As we were checking out of our hotel at 4:45 AM on the morning of our departure, the power company chose to perform equipment maintenance and blacked out the entire island. Fortunately, the papers had been prepared for our signature and we were able to finish them by flashlight.
Of course, the airport was very dark when we arrived. It took a while to find the security guard to allow us into the aircraft parking area. We then had to go back into the terminal to execute the immigration release papers and pay the fee--also by flashlight. The customs officer's alarm probably did not work due to the power outage so he did not show. Not to worry. Just as we were about to climb into the airplane to leave, he drove up barefoot on his motorcycle and requested that we go back into the terminal and pay another set of fees. After that, we could start engines.
The radio operator in the tower mentioned several times on the day of our arrival that she would be in the tower at the time of our departure. Either she was not or her transmitter had no power. In any event, she did not answer our many attempts to contact her. Therefore, we took off without clearance from anyone.
We had been warned to be very careful on takeoff because various vehicles would cross the runway without notice. Wondering how this could be possible, we had driven out the previous day to inspect the airport. There was indeed fencing around the entire property. Amazingly, however, it had occasional gaps large enough to permit anyone to drive or walk across the runway to save time. In fact, while we were there, several cars and motorcycles utilized that time saving feature. Therefore, when we took off, it was with taxi and landing lights, strobes and every other light switch we could find in the "on" position.
Although the weather was good at our cruising altitude, there was a fairly dense overcast several thousand feet above us. This made it difficult to contact San Francisco for an enroute clearance.
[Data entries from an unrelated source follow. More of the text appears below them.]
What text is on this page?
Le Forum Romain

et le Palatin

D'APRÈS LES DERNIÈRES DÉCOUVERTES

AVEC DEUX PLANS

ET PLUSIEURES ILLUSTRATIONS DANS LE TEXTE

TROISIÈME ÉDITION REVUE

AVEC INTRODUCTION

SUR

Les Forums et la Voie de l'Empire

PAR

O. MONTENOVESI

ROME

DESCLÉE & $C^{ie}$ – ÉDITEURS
What to do? We did not want to go back to Bonriki. That would entail losing a day and going through the entire refueling procedure again--if we could obtain more fuel. The aircraft was working well and there was no reason why the flight could not be completed--except for a lack of clearance to proceed. And that is not a small matter, especially for an international flight. The decision, however, was made to proceed.
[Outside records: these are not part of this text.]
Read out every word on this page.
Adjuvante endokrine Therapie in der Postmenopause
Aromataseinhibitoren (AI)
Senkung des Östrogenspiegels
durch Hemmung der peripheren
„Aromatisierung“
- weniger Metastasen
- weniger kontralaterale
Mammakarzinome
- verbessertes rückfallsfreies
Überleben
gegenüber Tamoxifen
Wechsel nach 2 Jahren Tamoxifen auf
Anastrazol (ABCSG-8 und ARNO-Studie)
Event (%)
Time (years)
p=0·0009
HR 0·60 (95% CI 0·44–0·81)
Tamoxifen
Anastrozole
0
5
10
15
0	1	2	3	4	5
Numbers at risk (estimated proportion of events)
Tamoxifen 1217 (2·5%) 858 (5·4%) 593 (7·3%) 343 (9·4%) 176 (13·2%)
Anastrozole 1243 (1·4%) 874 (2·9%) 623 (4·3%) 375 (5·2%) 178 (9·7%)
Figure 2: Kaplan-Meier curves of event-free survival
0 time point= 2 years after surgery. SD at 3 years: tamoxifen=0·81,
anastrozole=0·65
We were fortunate to have a satellite cell phone. As its name implies, it relays calls via orbiting satellites so it will work anywhere in the world. Isn't technology great! A call to our support person in Las Vegas told of our situation and requested for him to do whatever necessary to keep us out of trouble. He telephoned the San Francisco center, informed them of the situation, activated our flight plan and advised us to keep trying them on HF radio. Finally, about 3 hours after takeoff, the overcast disappeared and we were able to contact them surprisingly loud and clear. All was normal after that.
At one point along the route, we crossed the International Dateline and gained a day. It was unique to depart on July 31 and land on the 30th. It also made the completion of the arrival customs forms, etc., more interesting. Maybe the best part, however, is that we are now a day younger.
There were headwinds nearly the entire flight which extended to 13 hours what normally would have been 11.5. With full fuel, however, the Baron can stay aloft for up to 16 hours so we landed still with 3 hours remaining. It was a long flight. We had cookies for breakfast, peanut butter and jelly crackers for lunch and dinner, potato chips and candy bars for snacks. The sun rose and set on the same flight--just like on the big jets. Along with the setting sun, a full moon was rising on the opposite horizon. Beautiful! The first 10 hours passed quite quickly but the last 2 or 3 seemed to take forever. The city lights were a very welcome sight at 93 miles out. It was nice to reach Honolulu.
Hawaii is in a class of its own. It is said that if you envision your most perfect day back home, Honolulu has 300 of them each year. And the other 65 are not bad, either. It seems that the Chamber of Commerce controls the switch and allows it to rain only in the very early morning. A breeze is always blowing through the palms and there are very few insects. You can dine at any of the open air restaurants directly on the beach and watch swimmers, surfers and boaters share the surf without collecting each other. It may be a little crowded here but it is still paradise.
The two little travelers seem to adapt well to every situation. For such a long flight, we had planned games and videos to try to keep them entertained. None of that was necessary, however. Explaining that they were still on Stuttgart and Thai time, respectively, the Bearon and Miss Ellie partied until 4 AM on Friday night. They bearly made the departure and then slept all the way to Hawaii. Moreover, they were ecstatic to find that another Friday night awaited them in Honolulu.